Am Beginn betreten wir ein Schwarzbild, dessen Farbe uns unmittelbar in ein Nichts stellt – wir befinden uns im Ungewissen und können nicht ermessen, was als Nächstes kommt. Die Schilderungen, welche nun zu hören sind, stammen von den Kassetten, das Klicken des Abspielgerätes ist deutlich zu hören. Wir hören griechische Frauen, die das Schlimmste erzählen, was sie erlebt haben: Das Sterben der Kinder und Angehörigen. Weil wir keine Bilder sehen, steigen in uns die Bilder des Schreckens empor, in denen wir das Erzählte imaginieren. Die Schilderungen gehen in schrecklichste Einzelheiten, die uns nach Halt suchen lassen. Einzige Hilfe für uns ist der unerbittliche Untertext, der jedoch auch nur das erlebte Grauen der Stimmen nennen kann.
Kassettenrecorder, auf dem die Erinnerungen der Zeitzeuginnen und Zeitzeugen zu hören sind.
Kassettenrecorder, auf dem die Erinnerungen der Zeitzeuginnen und Zeitzeugen zu hören sind.
Unseren Ohren erscheinen die Worte – zumal aus dem Off gesprochen – wie eine Welt der Unglaublichkeiten; und doch vervollständigt sich die Erzählung durch die Angaben der Nachkommen und insbesondere die wissenschaftlichen Ergebnisse jahrelanger Forschung, die Schminck-Gustavus als Gewährsmann vor der Kamera mitteilt. Immer wieder dringen Klagelaute aus vergangener Zeit zu uns, die Ereignisse setzen sich aus verschiedenen Perspektiven in den Äußerungen auch bei uns zu einem Gesamtbild zusammen.
Die filmische Ästhetik verliert nie die Zuschauer: Die Kamera bleibt überlang auf den Motiven der Landschaft stehen. Es ist die griechische Berglandschaft im Epirus – eine schöne Aussicht auf einen schönen See, die so gar nicht passen will zum Gehörten, Gelesenen.
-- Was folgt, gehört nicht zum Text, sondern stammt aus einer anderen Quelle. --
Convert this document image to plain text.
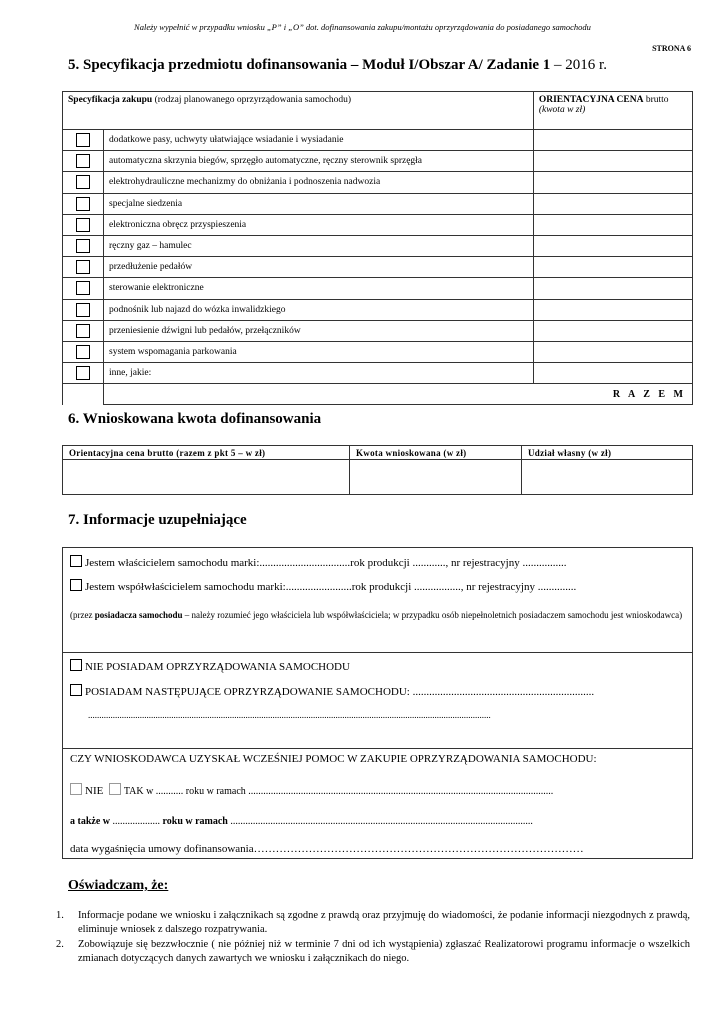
Należy wypełnić w przypadku wniosku „P” i „O” dot. dofinansowania zakupu/montażu oprzyrządowania do posiadanego samochodu
STRONA 6
5. Specyfikacja przedmiotu dofinansowania – Moduł I/Obszar A/ Zadanie 1 – 2016 r.
Specyfikacja zakupu (rodzaj planowanego oprzyrządowania samochodu)		ORIENTACYJNA CENA brutto
(kwota w zł)
	dodatkowe pasy, uchwyty ułatwiające wsiadanie i wysiadanie	
	automatyczna skrzynia biegów, sprzęgło automatyczne, ręczny sterownik sprzęgła	
	elektrohydrauliczne mechanizmy do obniżania i podnoszenia nadwozia	
	specjalne siedzenia	
	elektroniczna obręcz przyspieszenia	
	ręczny gaz – hamulec	
	przedłużenie pedałów	
	sterowanie elektroniczne	
	podnośnik lub najazd do wózka inwalidzkiego	
	przeniesienie dźwigni lub pedałów, przełączników	
	system wspomagania parkowania	
	inne, jakie:	
	R A Z E M	
6. Wnioskowana kwota dofinansowania
Orientacyjna cena brutto (razem z pkt 5 – w zł)	Kwota wnioskowana (w zł)	Udział własny (w zł)

7. Informacje uzupełniające
Jestem właścicielem samochodu marki:.................................rok produkcji ............, nr rejestracyjny ................
Jestem współwłaścicielem samochodu marki:........................rok produkcji ................., nr rejestracyjny ..............
(przez posiadacza samochodu – należy rozumieć jego właściciela lub współwłaściciela; w przypadku osób niepełnoletnich posiadaczem samochodu jest wnioskodawca)
NIE POSIADAM OPRZYRZĄDOWANIA SAMOCHODU
POSIADAM NASTĘPUJĄCE OPRZYRZĄDOWANIE SAMOCHODU: ..................................................................
...................................................................................................................................................................................
CZY WNIOSKODAWCA UZYSKAŁ WCZEŚNIEJ POMOC W ZAKUPIE OPRZYRZĄDOWANIA SAMOCHODU:
NIE TAK w ........... roku w ramach ..........................................................................................................................
a także w ................... roku w ramach .........................................................................................................................
data wygaśnięcia umowy dofinansowania………………………………………………………………………………
Oświadczam, że:
1. Informacje podane we wniosku i załącznikach są zgodne z prawdą oraz przyjmuję do wiadomości, że podanie informacji niezgodnych z prawdą, eliminuje wniosek z dalszego rozpatrywania.
2. Zobowiązuje się bezzwłocznie ( nie później niż w terminie 7 dni od ich wystąpienia) zgłaszać Realizatorowi programu informacje o wszelkich zmianach dotyczących danych zawartych we wniosku i załącznikach do niego.
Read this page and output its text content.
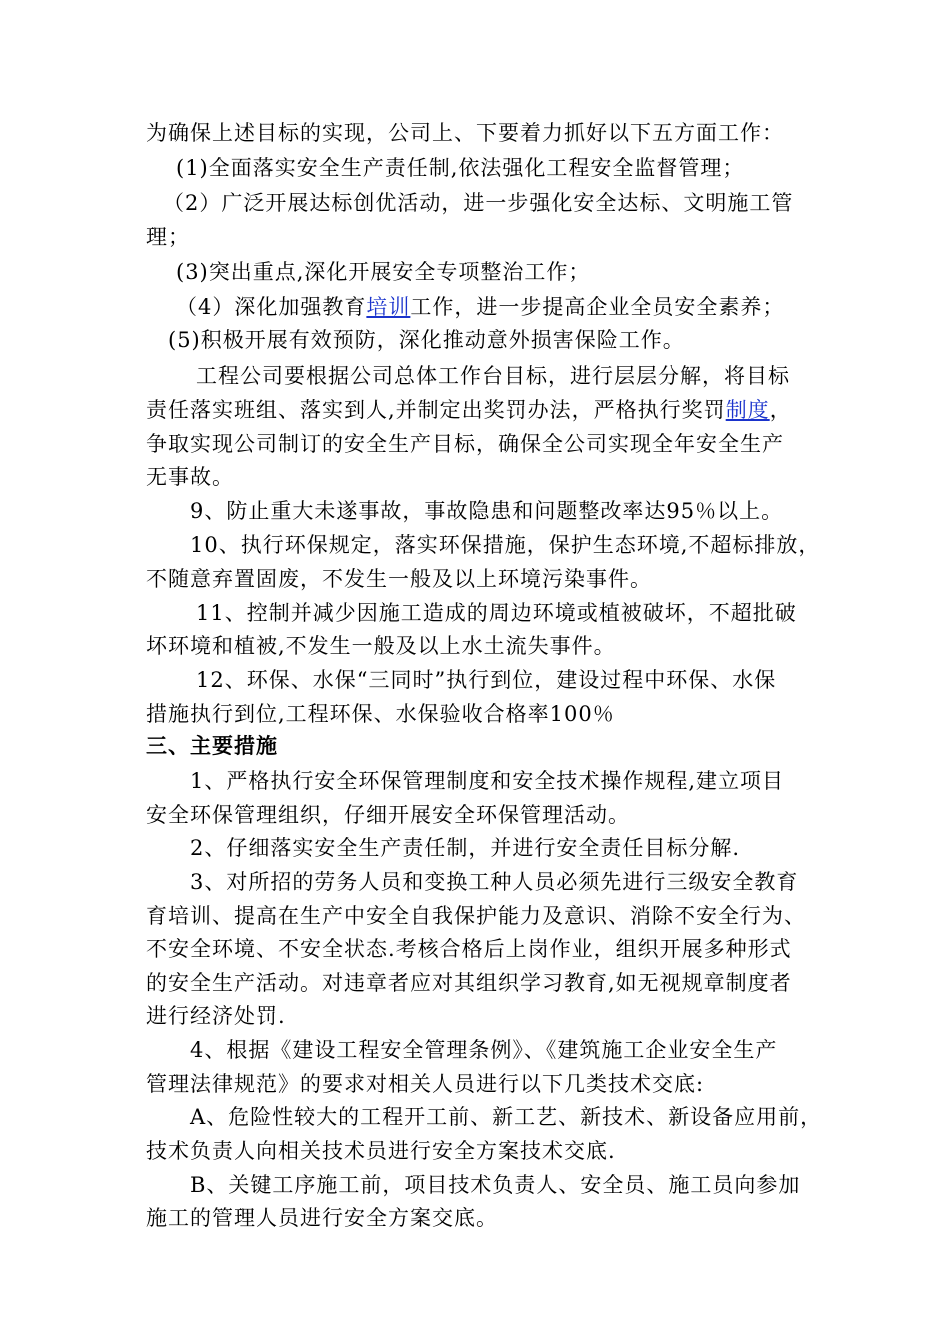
为确保上述目标的实现，公司上、下要着力抓好以下五方面工作：
(1)全面落实安全生产责任制,依法强化工程安全监督管理；
（2）广泛开展达标创优活动，进一步强化安全达标、文明施工管
理；
(3)突出重点,深化开展安全专项整治工作；
（4）深化加强教育培训工作，进一步提高企业全员安全素养；
(5)积极开展有效预防，深化推动意外损害保险工作。
工程公司要根据公司总体工作台目标，进行层层分解，将目标
责任落实班组、落实到人,并制定出奖罚办法，严格执行奖罚制度，
争取实现公司制订的安全生产目标，确保全公司实现全年安全生产
无事故。
9、防止重大未遂事故，事故隐患和问题整改率达95％以上。
10、执行环保规定，落实环保措施，保护生态环境,不超标排放，
不随意弃置固废，不发生一般及以上环境污染事件。
11、控制并减少因施工造成的周边环境或植被破坏，不超批破
坏环境和植被,不发生一般及以上水土流失事件。
12、环保、水保“三同时”执行到位，建设过程中环保、水保
措施执行到位,工程环保、水保验收合格率100％
三、主要措施
1、严格执行安全环保管理制度和安全技术操作规程,建立项目
安全环保管理组织，仔细开展安全环保管理活动。
2、仔细落实安全生产责任制，并进行安全责任目标分解.
3、对所招的劳务人员和变换工种人员必须先进行三级安全教育
育培训、提高在生产中安全自我保护能力及意识、消除不安全行为、
不安全环境、不安全状态.考核合格后上岗作业，组织开展多种形式
的安全生产活动。对违章者应对其组织学习教育,如无视规章制度者
进行经济处罚.
4、根据《建设工程安全管理条例》、《建筑施工企业安全生产
管理法律规范》的要求对相关人员进行以下几类技术交底:
A、危险性较大的工程开工前、新工艺、新技术、新设备应用前，
技术负责人向相关技术员进行安全方案技术交底.
B、关键工序施工前，项目技术负责人、安全员、施工员向参加
施工的管理人员进行安全方案交底。
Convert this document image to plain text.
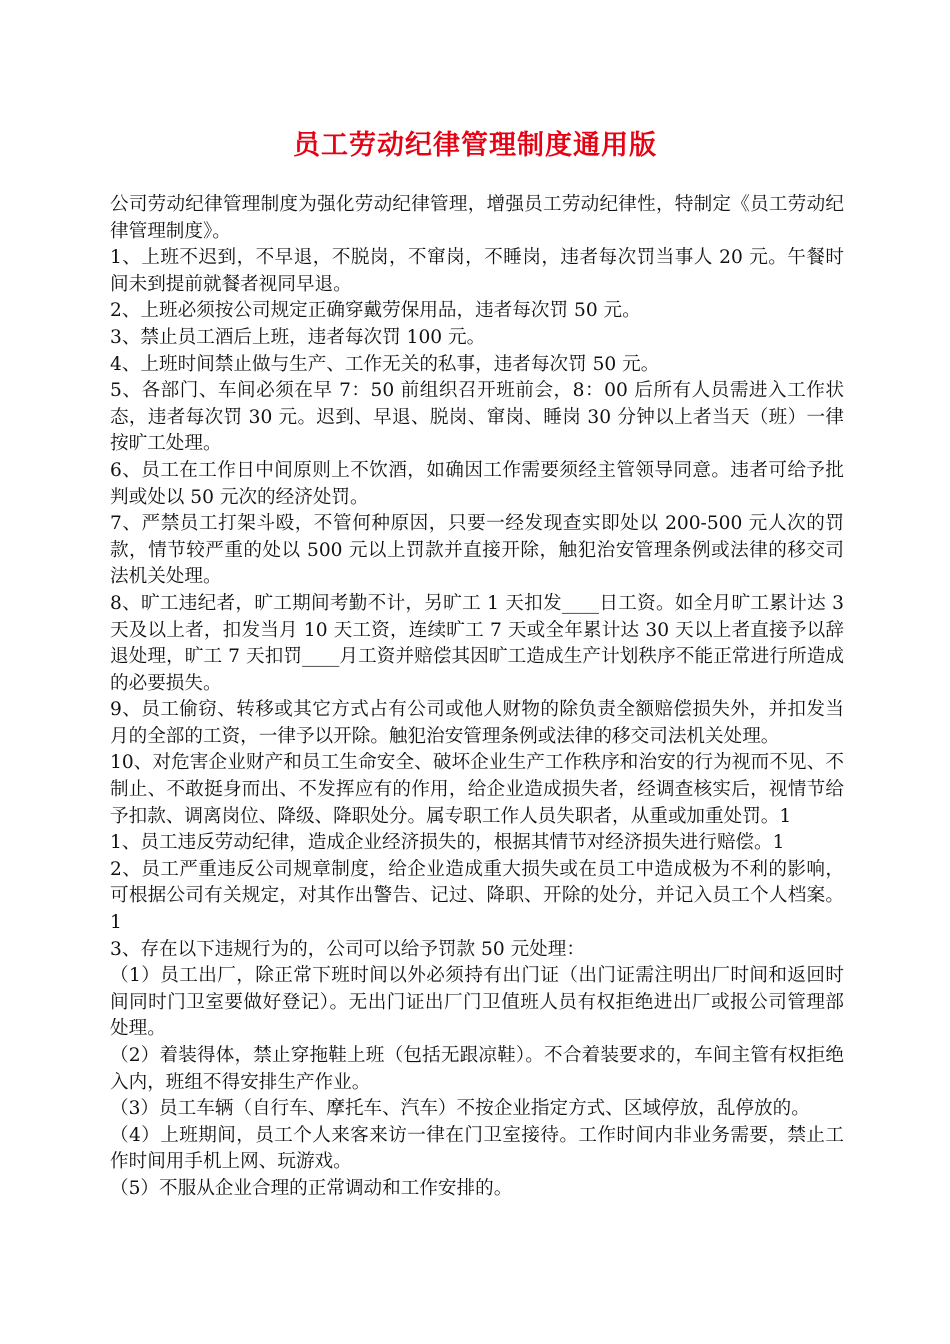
员工劳动纪律管理制度通用版

公司劳动纪律管理制度为强化劳动纪律管理，增强员工劳动纪律性，特制定《员工劳动纪律管理制度》。

1、上班不迟到，不早退，不脱岗，不窜岗，不睡岗，违者每次罚当事人 20 元。午餐时间未到提前就餐者视同早退。

2、上班必须按公司规定正确穿戴劳保用品，违者每次罚 50 元。

3、禁止员工酒后上班，违者每次罚 100 元。

4、上班时间禁止做与生产、工作无关的私事，违者每次罚 50 元。

5、各部门、车间必须在早 7：50 前组织召开班前会，8：00 后所有人员需进入工作状态，违者每次罚 30 元。迟到、早退、脱岗、窜岗、睡岗 30 分钟以上者当天（班）一律按旷工处理。

6、员工在工作日中间原则上不饮酒，如确因工作需要须经主管领导同意。违者可给予批判或处以 50 元次的经济处罚。

7、严禁员工打架斗殴，不管何种原因，只要一经发现查实即处以 200-500 元人次的罚款，情节较严重的处以 500 元以上罚款并直接开除，触犯治安管理条例或法律的移交司法机关处理。

8、旷工违纪者，旷工期间考勤不计，另旷工 1 天扣发____日工资。如全月旷工累计达 3 天及以上者，扣发当月 10 天工资，连续旷工 7 天或全年累计达 30 天以上者直接予以辞退处理，旷工 7 天扣罚____月工资并赔偿其因旷工造成生产计划秩序不能正常进行所造成的必要损失。

9、员工偷窃、转移或其它方式占有公司或他人财物的除负责全额赔偿损失外，并扣发当月的全部的工资，一律予以开除。触犯治安管理条例或法律的移交司法机关处理。

10、对危害企业财产和员工生命安全、破坏企业生产工作秩序和治安的行为视而不见、不制止、不敢挺身而出、不发挥应有的作用，给企业造成损失者，经调查核实后，视情节给予扣款、调离岗位、降级、降职处分。属专职工作人员失职者，从重或加重处罚。1

1、员工违反劳动纪律，造成企业经济损失的，根据其情节对经济损失进行赔偿。1

2、员工严重违反公司规章制度，给企业造成重大损失或在员工中造成极为不利的影响，可根据公司有关规定，对其作出警告、记过、降职、开除的处分，并记入员工个人档案。1

3、存在以下违规行为的，公司可以给予罚款 50 元处理：

（1）员工出厂，除正常下班时间以外必须持有出门证（出门证需注明出厂时间和返回时间同时门卫室要做好登记）。无出门证出厂门卫值班人员有权拒绝进出厂或报公司管理部处理。

（2）着装得体，禁止穿拖鞋上班（包括无跟凉鞋）。不合着装要求的，车间主管有权拒绝入内，班组不得安排生产作业。

（3）员工车辆（自行车、摩托车、汽车）不按企业指定方式、区域停放，乱停放的。

（4）上班期间，员工个人来客来访一律在门卫室接待。工作时间内非业务需要，禁止工作时间用手机上网、玩游戏。

（5）不服从企业合理的正常调动和工作安排的。
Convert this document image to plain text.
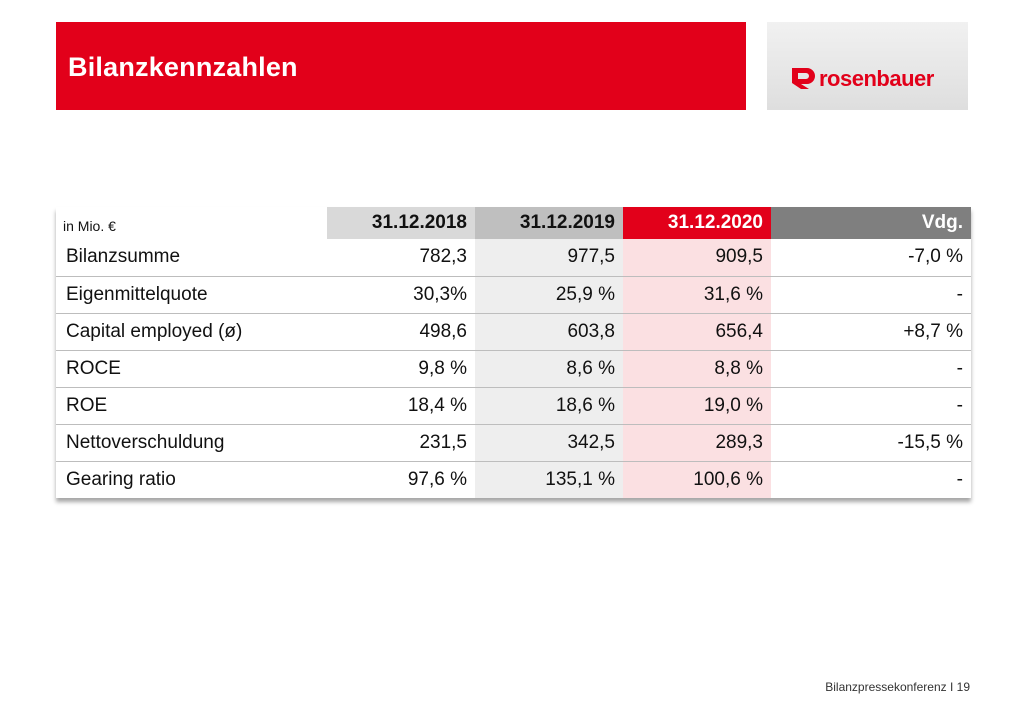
Bilanzkennzahlen	rosenbauer
in Mio. €	31.12.2018	31.12.2019	31.12.2020	Vdg.
Bilanzsumme	782,3	977,5	909,5	-7,0 %
Eigenmittelquote	30,3%	25,9 %	31,6 %	-
Capital employed (ø)	498,6	603,8	656,4	+8,7 %
ROCE	9,8 %	8,6 %	8,8 %	-
ROE	18,4 %	18,6 %	19,0 %	-
Nettoverschuldung	231,5	342,5	289,3	-15,5 %
Gearing ratio	97,6 %	135,1 %	100,6 %	-
Bilanzpressekonferenz I 19
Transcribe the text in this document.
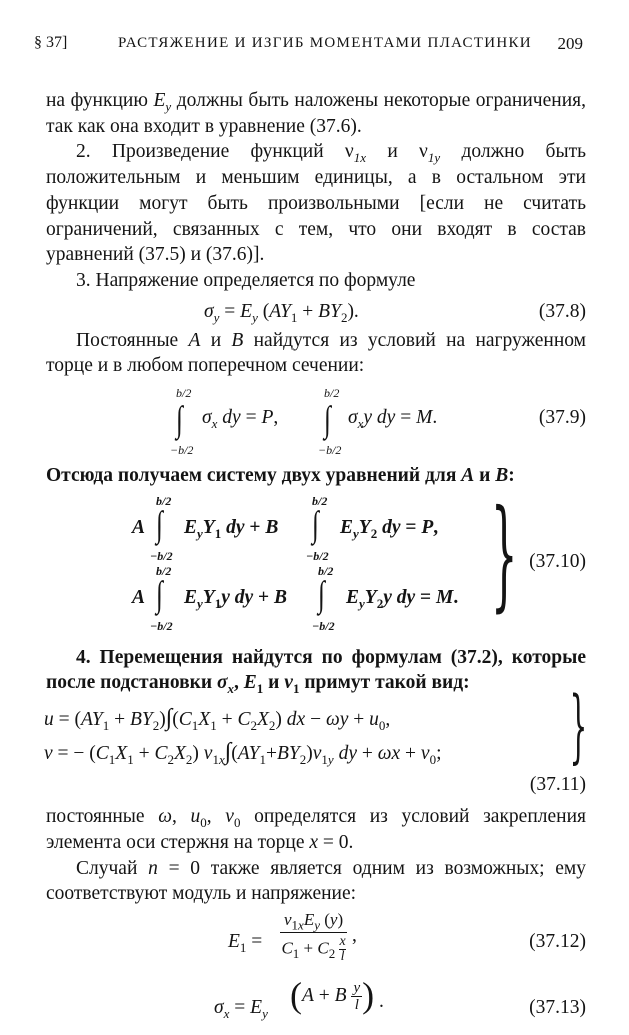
§ 37]	РАСТЯЖЕНИЕ И ИЗГИБ МОМЕНТАМИ ПЛАСТИНКИ 209

на функцию $E_y$ должны быть наложены некоторые ограничения, так как она входит в уравнение (37.6).

2. Произведение функций $\nu_{1x}$ и $\nu_{1y}$ должно быть положительным и меньшим единицы, а в остальном эти функции могут быть произвольными [если не считать ограничений, связанных с тем, что они входят в состав уравнений (37.5) и (37.6)].

3. Напряжение определяется по формуле

$\sigma_y = E_y$ $(AY_1 + BY_2)$.	(37.8)

Постоянные A и B найдутся из условий на нагруженном торце и в любом поперечном сечении:

b/2
∫
−b/2
$\sigma_x$ dy = P,
b/2
∫
−b/2
$\sigma_xy$ dy = M.	(37.9)

Отсюда получаем систему двух уравнений для A и B:

A
b/2
∫
−b/2
$E_yY_1$ dy + B
b/2
∫
−b/2
$E_yY_2$ dy = P,
A
b/2
∫
−b/2
$E_yY_1y$ dy + B
b/2
∫
−b/2
$E_yY_2y$ dy = M. } (37.10)

4. Перемещения найдутся по формулам (37.2), которые после подстановки $\sigma_x$, $E_1$ и $\nu_1$ примут такой вид:

$u = (AY_1 + BY_2)\int(C_1X_1 + C_2X_2)$ dx − $\omega y + u_0$,
v = − $(C_1X_1 + C_2X_2)$ $\nu_{1x}\int(AY_1+BY_2)\nu_{1y}$ dy + $\omega x + v_0$; }
(37.11)

постоянные ω, $u_0$, $v_0$ определятся из условий закрепления элемента оси стержня на торце x = 0.

Случай n = 0 также является одним из возможных; ему соответствуют модуль и напряжение:

$E_1 = \frac{\nu_{1x}E_y (y)}{C_1 + C_2 \frac{x}{l}}$ ,	(37.12)
$\sigma_x = E_y$ (A + B $\frac{y}{l}$ ) .	(37.13)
Chrysanthos Konstantinidis verwebt die Bilder der Landschaft, die schweigend das Schicksal der Menschen trägt, mit Hilfe eines musikalischen Netzes aus einfachen Tonfolgen bis hin zum Volkslied, das unvermittelt erklingt, doch in der Instrumentierung reduziert ist auf wenige Klangkörper. Die Töne ergänzen das im Bild Gesagte, nehmen uns an die Hand und füllen die Gedankenwelt des Betrachters und Hörers aus. Wenn die Bilder stehenbleiben oder langsames Schwenken der Kamera einen statischen Effekt erzielt, haben wir die Chance, die schrecklichen Ereignisse zu erfahren. Es ist kein Wunder, dass die Bildaufnahmen aus der kalten Jahreszeit stammen; Buntes gibt es im Film nie. Bunt können die Opfer und ihre Nachkommen nicht mehr denken, denn bunt heißt farbenfroh. Der Ernst dieser Geschehnisse überträgt sich von Generation auf Generation. Doch: "Rache? Hätte man mir einen Deutschen, der getötet hatte, gebracht, vielleicht hätte ich mich rächen wollen. Aber wenn dein Vater meinen Vater getötet hat, was kannst du jetzt dafür?"
Die jüdische Totenklage am Ende von De Sicas "Il giardino dei Finzi Contini" entließ vor 50 Jahren den Zuschauer mit einem enormen Schuldgefühl, einen Zuschauer, der Zeuge, Wissender der Taten sein konnte. Das hat Konstantinidis hier überwunden; es geht nicht um eine Frage der Schuld. Die Schuldigen sind nicht mehr greifbar. Es gibt jedoch den einen spürbaren Fortschritt: Gleich dem Zuschauer antiker Tragödien bleibt uns am Ende ein Zweigefühl. Die endlose Scham über das Tun des eigenen Volkes mischt sich mit einer Kraft, selbst aktiv zu werden, um dem ungerechten Ungleichgewicht in den Biographien einen Ausgleich zu verschaffen.